I read Alexander George’s “On Washing the Fur without Wetting It” today. The assessment of he gives of the analyticity debate is very appealing. He gives some arguments that the standard interpretation of the debate is incorrect since it makes out Quine’s arguments to be too weak or Carnap to be too dense. I need to think about it some more before I can comment on the reconstruction, but I did want to comment on the moral that he draws. The big contribution of the paper is an explanation of how the different takes on analyticity change what is at stake in the debate. As George puts it:
“[F]or this distinction between kinds of truth is of a piece with one between kinds of difference, and so differences over anlyticity must affect how those very differences can be conceived. This is no doubt a source of the difficulty in obtaining a satisfactory perspective on the dispute…: for there appears to be no way even to judge what kind of dispute it is without thereby taking a side in it. To try to determine the nature of a disagreement over the nature of disagreements without taking any kind of position on that disagreement is just to try to wash the fur without wetting it.”
The last sentence was included to explain the title. I don’t think the last sentence is correct in general. George makes a case that it applies to the different stands on analyticity in particular, which is all that is needed.

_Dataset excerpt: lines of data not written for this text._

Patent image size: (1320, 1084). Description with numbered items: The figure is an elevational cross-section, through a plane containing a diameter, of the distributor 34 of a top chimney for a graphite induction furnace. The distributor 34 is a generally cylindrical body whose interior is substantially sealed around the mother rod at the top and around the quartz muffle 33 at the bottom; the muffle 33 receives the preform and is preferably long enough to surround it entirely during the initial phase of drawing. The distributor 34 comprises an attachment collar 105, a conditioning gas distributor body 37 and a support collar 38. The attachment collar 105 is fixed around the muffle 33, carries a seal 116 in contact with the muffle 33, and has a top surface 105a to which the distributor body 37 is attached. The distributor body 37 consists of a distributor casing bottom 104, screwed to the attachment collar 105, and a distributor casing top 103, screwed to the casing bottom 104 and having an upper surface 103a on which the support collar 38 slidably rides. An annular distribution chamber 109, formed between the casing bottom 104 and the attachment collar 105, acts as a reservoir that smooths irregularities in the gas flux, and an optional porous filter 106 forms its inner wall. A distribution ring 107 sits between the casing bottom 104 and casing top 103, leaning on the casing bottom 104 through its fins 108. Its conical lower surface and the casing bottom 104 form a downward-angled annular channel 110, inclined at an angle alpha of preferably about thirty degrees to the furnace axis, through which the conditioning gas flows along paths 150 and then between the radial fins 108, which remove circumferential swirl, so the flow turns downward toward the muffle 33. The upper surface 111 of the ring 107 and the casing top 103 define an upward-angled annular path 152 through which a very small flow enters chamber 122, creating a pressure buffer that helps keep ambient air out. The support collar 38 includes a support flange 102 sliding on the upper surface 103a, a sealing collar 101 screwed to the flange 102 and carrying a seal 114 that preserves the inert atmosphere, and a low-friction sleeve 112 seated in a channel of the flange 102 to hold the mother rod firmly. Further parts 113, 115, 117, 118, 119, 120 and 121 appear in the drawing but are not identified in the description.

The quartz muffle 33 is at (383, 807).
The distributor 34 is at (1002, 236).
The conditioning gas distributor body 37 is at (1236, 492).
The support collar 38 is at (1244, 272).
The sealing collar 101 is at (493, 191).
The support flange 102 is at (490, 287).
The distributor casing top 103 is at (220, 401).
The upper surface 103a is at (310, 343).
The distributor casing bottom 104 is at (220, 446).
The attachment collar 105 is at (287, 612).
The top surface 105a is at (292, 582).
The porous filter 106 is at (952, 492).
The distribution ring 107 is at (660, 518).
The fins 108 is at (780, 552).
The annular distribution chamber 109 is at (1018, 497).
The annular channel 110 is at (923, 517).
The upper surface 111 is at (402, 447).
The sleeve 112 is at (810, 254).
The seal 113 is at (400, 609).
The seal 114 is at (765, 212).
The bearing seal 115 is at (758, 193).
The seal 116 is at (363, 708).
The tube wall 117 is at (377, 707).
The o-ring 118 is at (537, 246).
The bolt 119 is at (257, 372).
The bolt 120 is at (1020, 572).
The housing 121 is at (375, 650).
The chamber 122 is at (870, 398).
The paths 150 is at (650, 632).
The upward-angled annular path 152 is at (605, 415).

If one endorses the distinction like Carnap, the debate seems insubstantial since it appears to be a matter of framework external questions. If one denies the distinction like Quine, then it looks like there are substantial things at issue. George thinks this is so for Quine because once he rejects the distionction, “there is nowhere for any dispute to locate itself beyond the arena of factual disagreement.” If one looks at the debate as a Carnapian, it will look like Quine isn’t saying anything damaging against Carnap. If one looks at the debate as a Quinean, it will look like Carnap isn’t offering a strong defense. This leaves the question of how the exposition was since, according to George, we can’t approach this debate in a way that doesn’t beg the question on one side or the other. He seems to do a good job of appearing neutral, which would undermine his point.
Regardless, his reading is an improvement over the traditional ones because it makes some sense out of why this debate is so hard to get a grip on.

The paper closes with a sort of aftermath for Quine. George argues that Quine’s empiricism and linguacentrism, the name for Quine’s view that one cannot escape a language and all systems of belief to pass judgment on disagreements ontological or otherwise. lead to a problem. Quine wants to maintain that theories can be incompatible and empirically equivalent but, in virtue of some more theoretical claims, one be true and the other false. This is dubbed “sectarianism.” Quine at some points later in life considered a view on which such empirically equivalent theories could both make a claim to truth. This is dubbed “ecumenical.” This position, George thinks, starts to look quite Carnapian. If two theories are empirically equivalent, then choosing one over the other is a pragmatic matter, hinging on no facts of the matter beyond the empirical on which they agree. The tension between (1) wanting to say one theory is true and the other false even though (2) there is no empirical evidence that could bear this out. (2) is supported by his empiricism, but I’m a bit confused about how linguacentrism is supposed to support (1). It seems like the rejection of the analytic/synthetic distinction is supposed to get the disagreement between theories into the realm of the empirical, in some sense, which realm would allow at most one to be true. Linguacentrism is supposed to be useful to Quine in responding to this, but I’m having trouble seeing it. George presses the tension, claiming that Quine is forced to be more like Carnap and adopt an ecumenical stance. In the end it is hard to see what Quine can end up maintaining that Carnap would disagree with.

If George is right up to this point, then his conclusion seems correct. He makes it sound like Quine didn’t see a fundamental tension in his own views. There is something about the latter part of the article that seems like a starting point for a response. This is how linguacentrism is the source of the problem. I may just need to read this part again, but in reviewing the article it seems like the support for (1) isn’t coming directly from that. Linguacentrism seems to be a side issue. This doesn’t eliminate the problem but it might sharpen it for a response. Another possibility, just for fun, is that this is another indication that Quine should give up empiricism, as Davidson urged. Of course, this is a different reason than the one Davidson provided. (What was that article?) Quine, of course, would hate this reply, as he indicated in his response to Davidson.